Last week I watched that movie where MORGAN FREEMAN plays NELSON MANDELA and gets wrapped up in the South African national rugby team as he fights to bring an apartheid-stricken nation back together again. It was a very good film, and I was especially happy to watch it since South Africa is one of those places that fascinates me while remaining a complete cultural mystery. While the work itself as a whole was impressive, what left the strongest impression on me was the poem Invictus, which the film is named after and uses a number of times throughout the story.
I don't really dig poetry in any kind of a deep way, so for a poem to speak to me it takes quality. In the film, NELSON MANDELA shares this poem with the captain of the rugby team saying something to the effect of "these words helped me to stand up at times in my life when all I wanted to do was lie down."
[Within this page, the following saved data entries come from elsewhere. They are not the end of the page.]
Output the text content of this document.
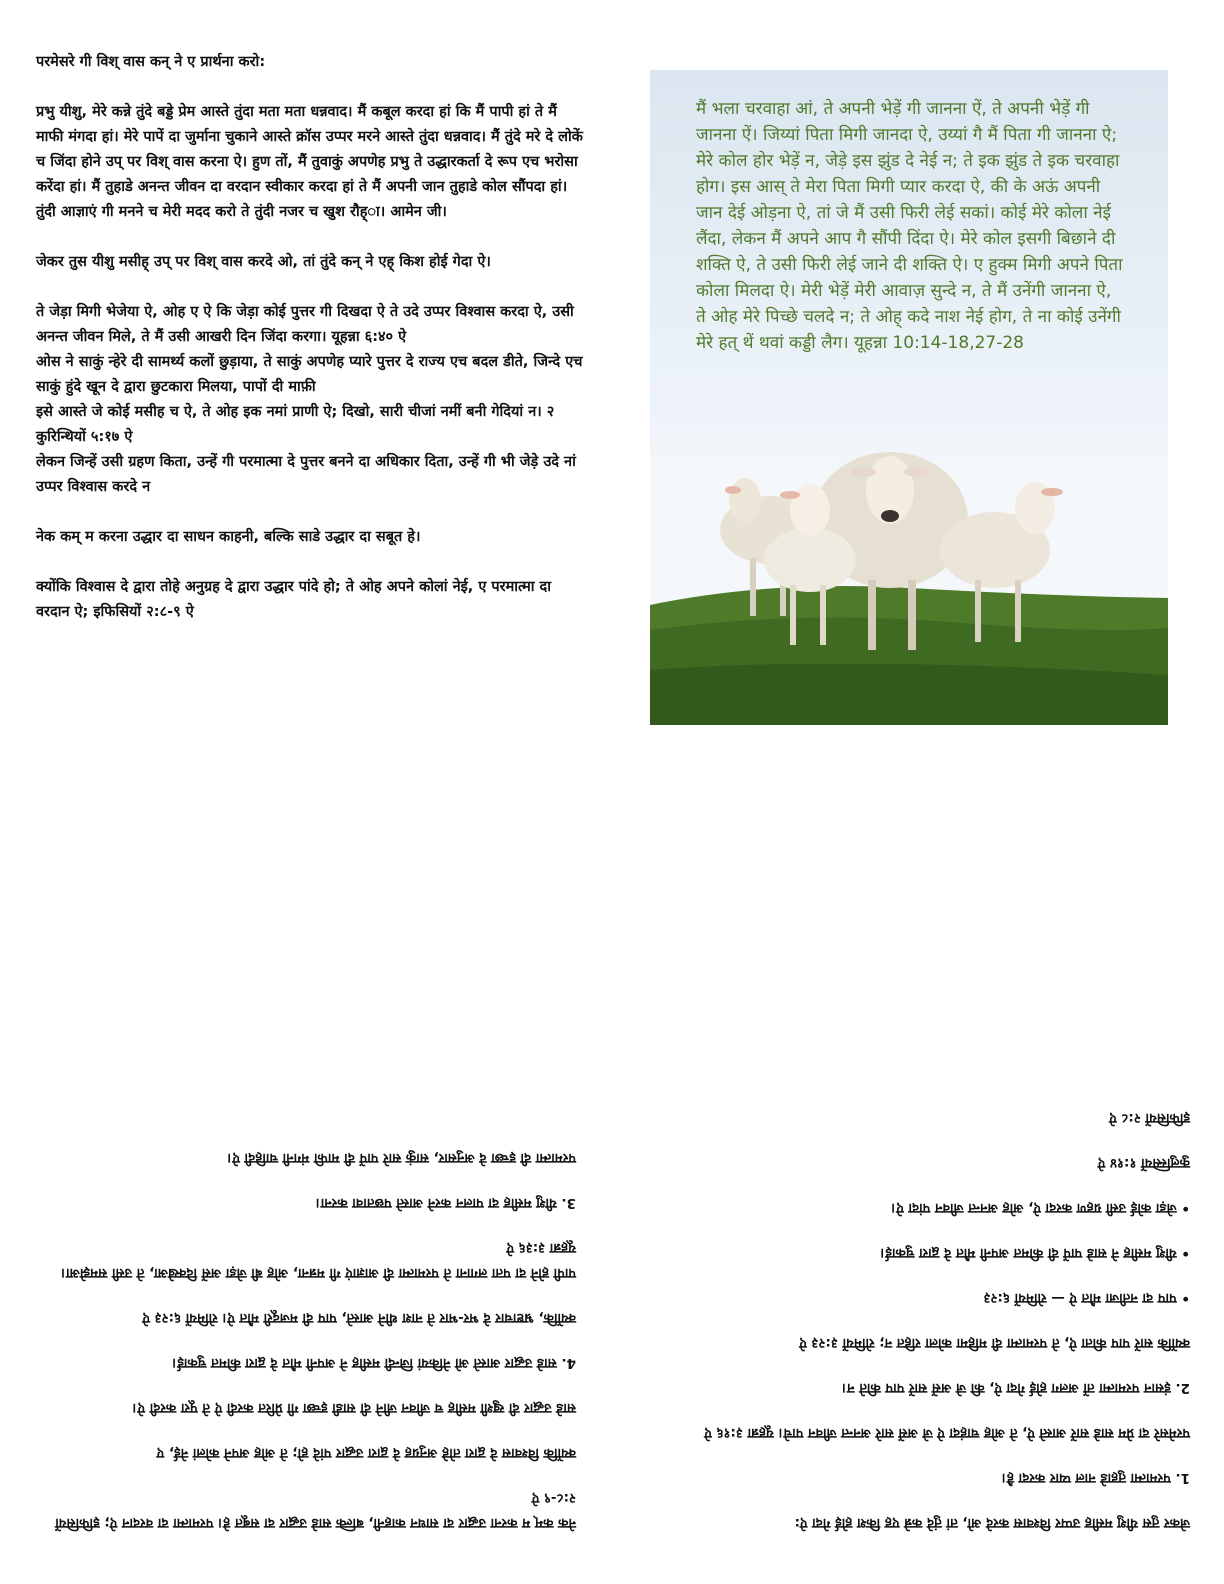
परमेसरे गी विश् वास कन् ने ए प्रार्थना करो:

प्रभु यीशु, मेरे कन्ने तुंदे बड्डे प्रेम आस्ते तुंदा मता मता धन्नवाद। मैं कबूल करदा हां कि मैं पापी हां ते मैं माफी मंगदा हां। मेरे पापें दा जुर्माना चुकाने आस्ते क्रॉस उप्पर मरने आस्ते तुंदा धन्नवाद। मैं तुंदे मरे दे लोकें च जिंदा होने उप् पर विश् वास करना ऐ। हुण तों, मैं तुवाकुं अपणेह प्रभु ते उद्धारकर्ता दे रूप एच भरोसा करेंदा हां। मैं तुहाडे अनन्त जीवन दा वरदान स्वीकार करदा हां ते मैं अपनी जान तुहाडे कोल सौंपदा हां। तुंदी आज्ञाएं गी मनने च मेरी मदद करो ते तुंदी नजर च खुश रौह्‌ा। आमेन जी।

जेकर तुस यीशु मसीह् उप् पर विश् वास करदे ओ, तां तुंदे कन् ने एह् किश होई गेदा ऐ।

ते जेड़ा मिगी भेजेया ऐ, ओह ए ऐ कि जेड़ा कोई पुत्तर गी दिखदा ऐ ते उदे उप्पर विश्वास करदा ऐ, उसी अनन्त जीवन मिले, ते मैं उसी आखरी दिन जिंदा करगा। यूहन्ना ६:४० ऐ

ओस ने साकुं न्हेरे दी सामर्थ्य कलों छुड़ाया, ते साकुं अपणेह प्यारे पुत्तर दे राज्य एच बदल डीते, जिन्दे एच साकुं हुंदे खून दे द्वारा छुटकारा मिलया, पापों दी माफ़ी

इसे आस्ते जे कोई मसीह च ऐ, ते ओह इक नमां प्राणी ऐ; दिखो, सारी चीजां नमीं बनी गेदियां न। २ कुरिन्थियों ५:१७ ऐ

लेकन जिन्हें उसी ग्रहण किता, उन्हें गी परमात्मा दे पुत्तर बनने दा अधिकार दिता, उन्हें गी भी जेड़े उदे नां उप्पर विश्वास करदे न

नेक कम् म करना उद्धार दा साधन काहनी, बल्कि साडे उद्धार दा सबूत हे।

क्योंकि विश्वास दे द्वारा तोहे अनुग्रह दे द्वारा उद्धार पांदे हो; ते ओह अपने कोलां नेई, ए परमात्मा दा वरदान ऐ; इफिसियों २:८-९ ऐ

मैं भला चरवाहा आं, ते अपनी भेड़ें गी जानना ऐं, ते अपनी भेड़ें गी जानना ऐं। जिय्यां पिता मिगी जानदा ऐ, उय्यां गै मैं पिता गी जानना ऐ; मेरे कोल होर भेड़ें न, जेड़े इस झुंड दे नेई न; ते इक झुंड ते इक चरवाहा होग। इस आस् ते मेरा पिता मिगी प्यार करदा ऐ, की के अऊं अपनी जान देई ओड़ना ऐ, तां जे मैं उसी फिरी लेई सकां। कोई मेरे कोला नेई लैंदा, लेकन मैं अपने आप गै सौंपी दिंदा ऐ। मेरे कोल इसगी बिछाने दी शक्ति ऐ, ते उसी फिरी लेई जाने दी शक्ति ऐ। ए हुक्म मिगी अपने पिता कोला मिलदा ऐ। मेरी भेड़ें मेरी आवाज़ सुन्दे न, ते मैं उनेंगी जानना ऐ, ते ओह मेरे पिच्छे चलदे न; ते ओह् कदे नाश नेई होग, ते ना कोई उनेंगी मेरे हत् थें थवां कड्डी लैग। यूहन्ना 10:14-18,27-28

नेक कम् म करना उद्धार दा साधन काहनी, बल्कि साडे उद्धार दा सबूत हे। परमात्मा दा वरदान ऐ; इफिसियों २:८-९ ऐ

क्योंकि विश्वास दे द्वारा तोहे अनुग्रह दे द्वारा उद्धार पांदे हो; ते ओह अपने कोलां नेई, ए

साडे उद्धार दी खुशी मसीह च जीवन जीने दी साडी इच्छा गी प्रेरित करदी ऐ ते पूरा करदी ऐ।

4. साडे उद्धार आस्ते ओ नेकियां जिन्दी मसीह ने अपनी मौत दे द्वारा कीमत चुकाई।

क्योंकि, भ्रष्टाचार दे भर-भार ते नाश थीने आस्ते, पाप दी मजदूरी मौत ऐ। रोमियों ६:२३ ऐ

पापी होने दा पता लगाना ते परमात्मा दी आज्ञाएं गी मन्नना, ओह बी जेड़ा असें दिक्खेआ, ते उसी समझेआ। यूहन्ना ३:३६ ऐ

3. यीशु मसीह दा पालन करने आस्ते पछतावा करना।

परमात्मा दी इच्छा दे अनुसार, साकुं सारे पापें दी माफी मंगनी चाहिदी ऐ।

जेकर तुस यीशु मसीह उप्पर विश्वास करदे ओ, तां तुंदे कन्ने एह किश होई गेदा ऐ:

1. परमात्मा तुहाडे नाल प्यार करदा है।

परमेसरे दा प्रेम साडे सारें आस्ते ऐ, ते ओह चाहंदा ऐ जे असें सारे अनन्त जीवन पाचे। यूहन्ना ३:१६ ऐ

2. इंसान परमात्मा तों अलग होई गेदा ऐ, की जे असें सारें पाप कीते न।

क्योंकि सारें पाप कीता ऐ, ते परमात्मा दी महिमा कोला रहित न; रोमियों ३:२३ ऐ

• पाप दा नतीजा मौत ऐ — रोमियों ६:२३

• यीशु मसीह ने साडे पापें दी कीमत अपनी मौत दे द्वारा चुकाई।

• जेड़ा कोई उसी ग्रहण करदा ऐ, ओह अनन्त जीवन पांदा ऐ।

कुलुस्सियों १:१४ ऐ

इफिसियों २:८ ऐ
Out of the night that covers me,
Black as the pit from pole to pole,
I thank whatever gods may be
For my unconquerable soul.
In the fell clutch of circumstance
I have not winced nor cried aloud.
Under the bludgeonings of chance
My head is bloody, but unbowed.
Beyond this place of wrath and tears
Looms but the Horror of the shade,
And yet the menace of the years
Finds and shall find me unafraid.
It matters not how strait the gate,
How charged with punishments the scroll,
I am the master of my fate:
I am the captain of my soul.
The message of this poem is beautiful to me. It inspires perseverance in difficult circumstances through the power of self-knowledge and self-determination.
When I took sociology my senior year of high school, one of the concepts they taught us was the idea of people being products of their environment. Individuals get so caught up in living up to the expectations that other people set for them that they become internalized, and people lose sight of all the potential they have to do what's best for them and what makes them truly happy. This is what I like to call mental slavery.
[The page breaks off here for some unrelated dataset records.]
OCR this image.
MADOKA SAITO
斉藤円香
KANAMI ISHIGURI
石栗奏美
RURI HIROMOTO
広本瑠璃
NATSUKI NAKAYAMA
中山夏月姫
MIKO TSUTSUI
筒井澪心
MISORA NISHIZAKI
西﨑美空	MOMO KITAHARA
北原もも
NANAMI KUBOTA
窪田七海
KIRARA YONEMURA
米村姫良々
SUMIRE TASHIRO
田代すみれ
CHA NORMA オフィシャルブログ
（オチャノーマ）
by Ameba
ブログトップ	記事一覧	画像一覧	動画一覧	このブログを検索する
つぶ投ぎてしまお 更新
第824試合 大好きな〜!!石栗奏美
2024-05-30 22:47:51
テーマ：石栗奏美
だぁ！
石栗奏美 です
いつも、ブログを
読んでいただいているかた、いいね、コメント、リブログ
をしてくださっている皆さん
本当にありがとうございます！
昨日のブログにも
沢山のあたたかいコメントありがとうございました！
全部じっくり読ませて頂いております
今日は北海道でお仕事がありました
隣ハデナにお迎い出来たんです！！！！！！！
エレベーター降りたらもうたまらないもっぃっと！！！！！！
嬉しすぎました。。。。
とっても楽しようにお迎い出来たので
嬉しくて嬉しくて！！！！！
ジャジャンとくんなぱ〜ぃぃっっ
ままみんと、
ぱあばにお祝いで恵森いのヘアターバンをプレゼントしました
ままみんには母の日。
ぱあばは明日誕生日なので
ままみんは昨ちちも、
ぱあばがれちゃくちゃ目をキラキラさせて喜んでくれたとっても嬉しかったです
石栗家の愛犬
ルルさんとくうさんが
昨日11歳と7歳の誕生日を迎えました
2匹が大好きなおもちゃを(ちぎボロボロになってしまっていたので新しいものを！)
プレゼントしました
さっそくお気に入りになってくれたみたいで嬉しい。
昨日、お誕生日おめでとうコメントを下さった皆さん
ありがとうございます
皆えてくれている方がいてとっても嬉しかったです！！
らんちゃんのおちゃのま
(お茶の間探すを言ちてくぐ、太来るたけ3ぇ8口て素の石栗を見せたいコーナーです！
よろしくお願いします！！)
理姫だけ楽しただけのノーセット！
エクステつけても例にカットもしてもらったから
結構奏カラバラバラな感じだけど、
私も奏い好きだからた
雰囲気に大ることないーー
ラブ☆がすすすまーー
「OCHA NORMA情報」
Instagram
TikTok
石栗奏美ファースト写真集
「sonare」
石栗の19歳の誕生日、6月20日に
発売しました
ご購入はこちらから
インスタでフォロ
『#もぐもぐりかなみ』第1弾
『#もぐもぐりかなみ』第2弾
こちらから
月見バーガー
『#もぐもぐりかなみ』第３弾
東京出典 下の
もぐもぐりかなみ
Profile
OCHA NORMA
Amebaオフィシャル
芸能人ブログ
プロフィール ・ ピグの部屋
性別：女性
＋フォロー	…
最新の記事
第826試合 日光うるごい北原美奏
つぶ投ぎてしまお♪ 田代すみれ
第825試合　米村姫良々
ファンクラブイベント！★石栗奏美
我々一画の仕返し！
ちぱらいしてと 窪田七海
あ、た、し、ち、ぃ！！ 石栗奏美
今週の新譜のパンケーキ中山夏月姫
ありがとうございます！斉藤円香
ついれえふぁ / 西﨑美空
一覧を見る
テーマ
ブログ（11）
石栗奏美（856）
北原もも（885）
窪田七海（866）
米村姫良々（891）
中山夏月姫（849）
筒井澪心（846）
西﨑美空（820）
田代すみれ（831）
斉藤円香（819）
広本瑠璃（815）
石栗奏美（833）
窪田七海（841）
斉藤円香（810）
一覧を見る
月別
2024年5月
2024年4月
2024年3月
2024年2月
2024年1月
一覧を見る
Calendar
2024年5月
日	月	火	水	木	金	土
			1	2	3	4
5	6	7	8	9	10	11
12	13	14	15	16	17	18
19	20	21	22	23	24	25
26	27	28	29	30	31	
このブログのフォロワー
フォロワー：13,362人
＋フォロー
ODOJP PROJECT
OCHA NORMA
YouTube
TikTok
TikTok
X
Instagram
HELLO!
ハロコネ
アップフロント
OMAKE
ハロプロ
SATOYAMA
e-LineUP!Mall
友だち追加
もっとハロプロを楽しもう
Now I know that's a pretty heavy phrase that means a lot of different things to different people, but what I mean when I say it is this; I think the root cause of why a lot of people in this world are unhappy is that they feel they have no control over their own destinies, for whatever number of reasons. This idea is most commonly applied to social mobility but if you ask me it's about spiritual mobility. It can apply to almost anybody in any situation.
Living at school has taught me a lot about exactly this kind of thing. People enter the college environment with all kinds of expectations as to what it's supposed to be like and how they have to act in order to be a part of the experience they've set themselves up for (which is different for everybody). Usually this only leads to trouble when a person compromises his/herself in that process.
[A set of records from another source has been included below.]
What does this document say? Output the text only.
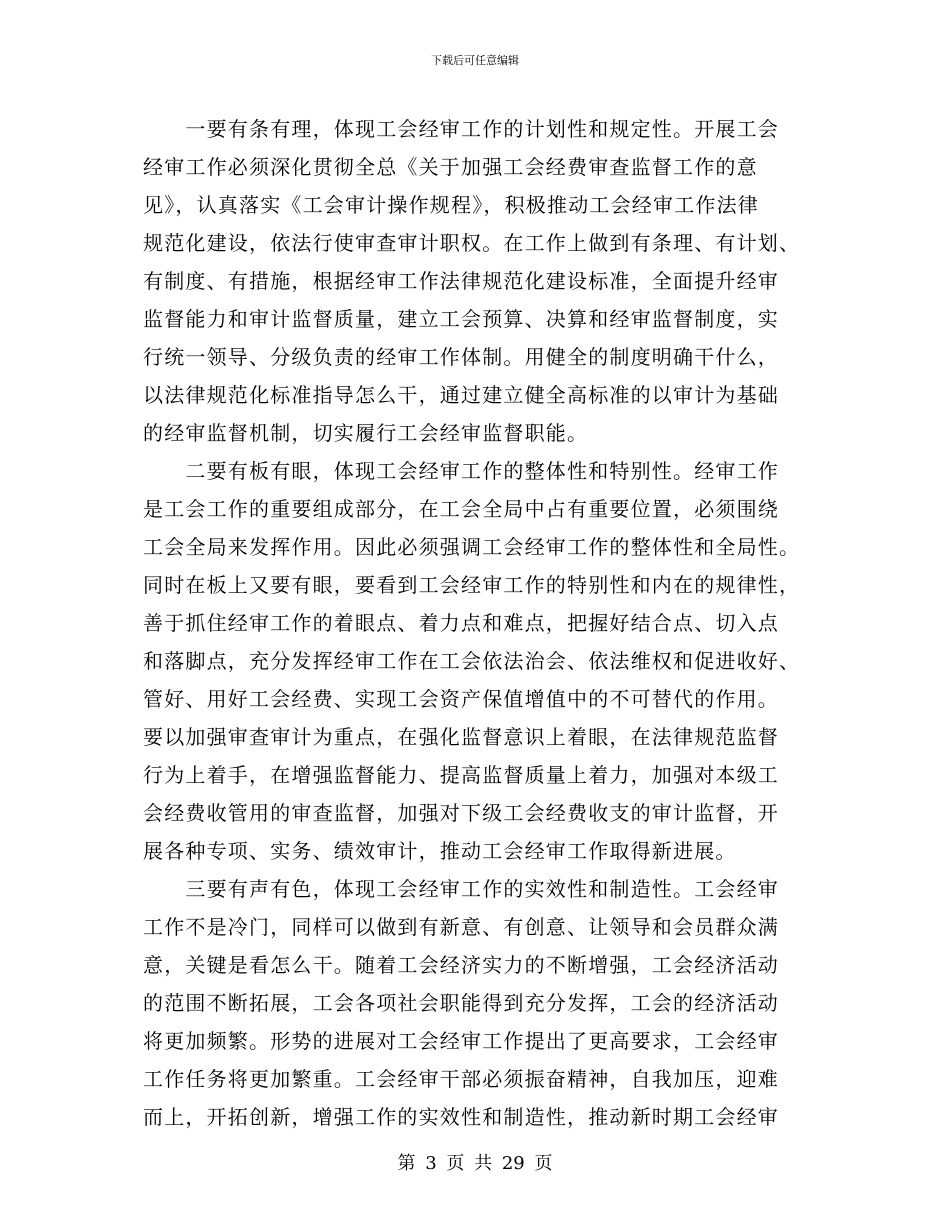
下载后可任意编辑
　　一要有条有理，体现工会经审工作的计划性和规定性。开展工会
经审工作必须深化贯彻全总《关于加强工会经费审查监督工作的意
见》，认真落实《工会审计操作规程》，积极推动工会经审工作法律
规范化建设，依法行使审查审计职权。在工作上做到有条理、有计划、
有制度、有措施，根据经审工作法律规范化建设标准，全面提升经审
监督能力和审计监督质量，建立工会预算、决算和经审监督制度，实
行统一领导、分级负责的经审工作体制。用健全的制度明确干什么，
以法律规范化标准指导怎么干，通过建立健全高标准的以审计为基础
的经审监督机制，切实履行工会经审监督职能。
　　二要有板有眼，体现工会经审工作的整体性和特别性。经审工作
是工会工作的重要组成部分，在工会全局中占有重要位置，必须围绕
工会全局来发挥作用。因此必须强调工会经审工作的整体性和全局性。
同时在板上又要有眼，要看到工会经审工作的特别性和内在的规律性，
善于抓住经审工作的着眼点、着力点和难点，把握好结合点、切入点
和落脚点，充分发挥经审工作在工会依法治会、依法维权和促进收好、
管好、用好工会经费、实现工会资产保值增值中的不可替代的作用。
要以加强审查审计为重点，在强化监督意识上着眼，在法律规范监督
行为上着手，在增强监督能力、提高监督质量上着力，加强对本级工
会经费收管用的审查监督，加强对下级工会经费收支的审计监督，开
展各种专项、实务、绩效审计，推动工会经审工作取得新进展。
　　三要有声有色，体现工会经审工作的实效性和制造性。工会经审
工作不是冷门，同样可以做到有新意、有创意、让领导和会员群众满
意，关键是看怎么干。随着工会经济实力的不断增强，工会经济活动
的范围不断拓展，工会各项社会职能得到充分发挥，工会的经济活动
将更加频繁。形势的进展对工会经审工作提出了更高要求，工会经审
工作任务将更加繁重。工会经审干部必须振奋精神，自我加压，迎难
而上，开拓创新，增强工作的实效性和制造性，推动新时期工会经审
第 3 页 共 29 页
I'm here to say that no matter where you are in life you ought to never stop doing what you know is right, because then you're just a tool. You've given up control of yourself and become simply a product of your environment, your past, or whatever else holds you down. You've got to know yourself, take care of yourself, and stand up for yourself with indomitable spirit.
You are the master of your fate, and you are the captain of your soul.